NSW Health has stated that it does not discuss specific situations.
"However, NSW Health is advising the public to seek information from reputable and credible sources to ensure they have the most up-to-date Covid-19 information in NSW," a spokesman said.
"We will continue to urge people to get vaccinated. Covid-19 vaccinations are both safe and very effective at lowering the risk of serious disease and death in Australia. Please consult NSW Health and the Australian government's Covid-19 health advice and information."
The Therapeutic Goods Administration, which collects and reviews adverse vaccination reaction complaints, declined to make a statement.
Each Thursday, the TGA publishes a weekly update. The TGA's spokesperson would not confirm whether it had received an adverse event report matching Ms Knowles' description.
The TGA emphasizes on its website that "suspected adverse effects reported to the TGA are frequently not caused by vaccinations."
There have been nine verified deaths associated with AstraZeneca vaccine-induced blood clotting issues, but no deaths associated with the Pfizer vaccination.
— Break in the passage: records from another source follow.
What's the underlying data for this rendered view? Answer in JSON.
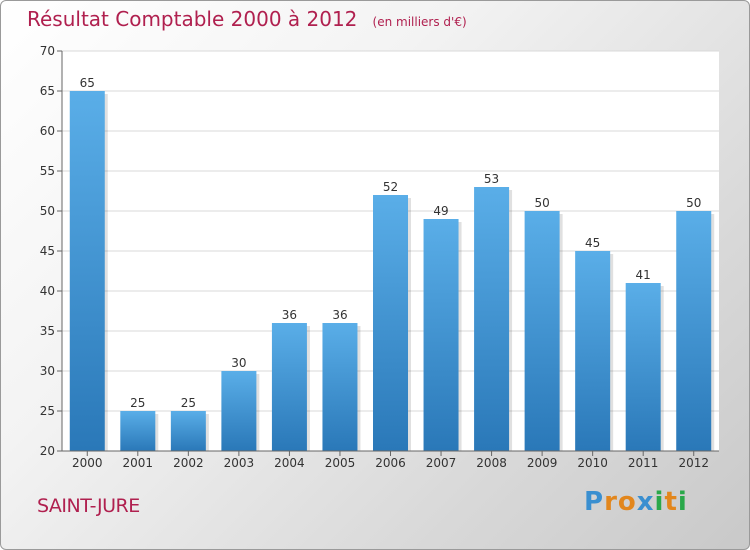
{
  "title": {
    "main": "Résultat Comptable 2000 à 2012",
    "sub": "(en milliers d'€)"
  },
  "city": "SAINT-JURE",
  "logo": {
    "letters": [
      "P",
      "r",
      "o",
      "x",
      "i",
      "t",
      "i"
    ],
    "colors": [
      "#3a8fd0",
      "#e2861c",
      "#e2861c",
      "#3a8fd0",
      "#2aa84a",
      "#e2861c",
      "#2aa84a"
    ]
  },
  "colors": {
    "bar_top": "#5aaee8",
    "bar_bottom": "#2a78b8",
    "grid": "#d9d9d9",
    "title": "#b0204f"
  },
  "chart_data": {
    "type": "bar",
    "title": "Résultat Comptable 2000 à 2012",
    "subtitle": "(en milliers d'€)",
    "xlabel": "",
    "ylabel": "",
    "categories": [
      "2000",
      "2001",
      "2002",
      "2003",
      "2004",
      "2005",
      "2006",
      "2007",
      "2008",
      "2009",
      "2010",
      "2011",
      "2012"
    ],
    "values": [
      65,
      25,
      25,
      30,
      36,
      36,
      52,
      49,
      53,
      50,
      45,
      41,
      50
    ],
    "data_labels": [
      "65",
      "25",
      "25",
      "30",
      "36",
      "36",
      "52",
      "49",
      "53",
      "50",
      "45",
      "41",
      "50"
    ],
    "ylim": [
      20,
      70
    ],
    "yticks": [
      "20",
      "25",
      "30",
      "35",
      "40",
      "45",
      "50",
      "55",
      "60",
      "65",
      "70"
    ],
    "grid": true
  }
}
The TGA is not aware of any known Pfizer-related blood coagulation adverse effects.
Myocarditis and pericarditis, or inflammation of the heart and the membrane surrounding the heart, are the most prevalent significant side effects of the Pfizer vaccine.
As of October 17, the TGA had received 312 reports of suspected myocarditis in isolation or in combination with pericarditis, and 836 instances of suspected pericarditis in isolation connected to Pfizer.
AstraZeneca has been connected to 156 cases of blood clots with low platelet counts, often known as thrombosis with thrombocytopenia syndrome (TTS).
As of October 17, about 19.6 million Pfizer doses, 12.6 million AstraZeneca doses, and 397,000 Moderna doses had been provided in Australia.
According to the TGA, the preventive benefits of Covid-19 vaccinations "clearly outweigh any potential hazards."
We have reached out to Ms Knowles and Ms Donnelly for comment.